The trend of increasing accuracy during training epochs indicates effective learning from the training data. However, the gap between training and validation accuracy hints at potential overfitting, where the model learns specific patterns from the training set that may not apply well to new data.

The minor fluctuations in validation metrics in later epochs suggest the early stages of overfitting. This can be addressed by introducing techniques like dropout layers or regularization to prevent the model from memorizing the training data too closely.

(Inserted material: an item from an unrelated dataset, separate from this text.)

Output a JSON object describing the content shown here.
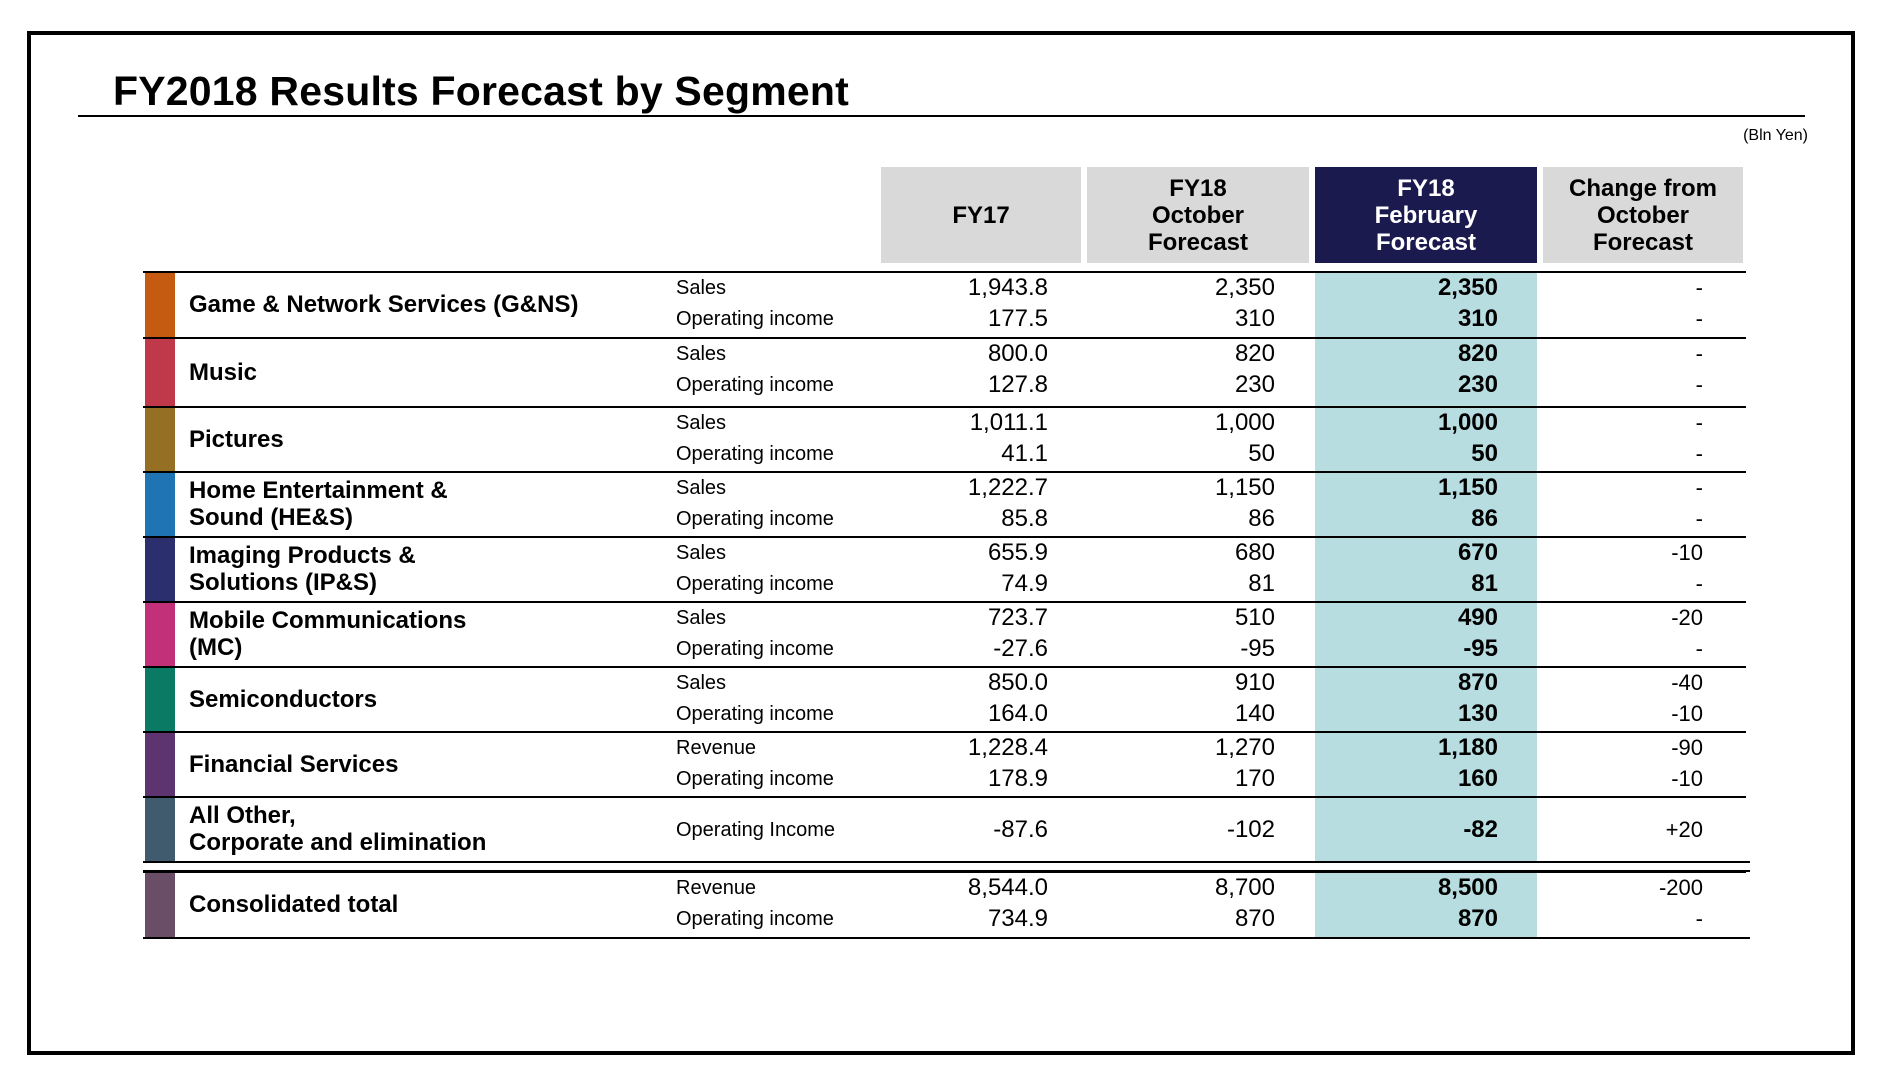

The final test accuracy is a crucial metric indicating how well the model generalizes to new, unseen data. Achieving an accuracy of over 91% is commendable, showcasing the model's ability to extract meaningful features from face images to predict smiles accurately.

To enhance the model further, exploring data augmentation methods can diversify the training set, aiding the model in better generalization. Experimenting with different architectures or hyperparameters could also lead to performance enhancements.

The final test accuracy is a critical metric. Achieving an accuracy of over 91% is commendable. It demonstrates the model’s ability to extract meaningful features from face images and predict smiles accurately.
However, always validate the model’s performance on unseen data to ensure robustness.
Further Model Enhancement:
To enhance the model further:
Data Augmentation: Explore data augmentation methods to diversify the training set. Augmented data can help the model generalize better.
Architecture and Hyperparameters: Experiment with different architectures or hyperparameters. Fine-tuning these aspects could lead to performance improvements.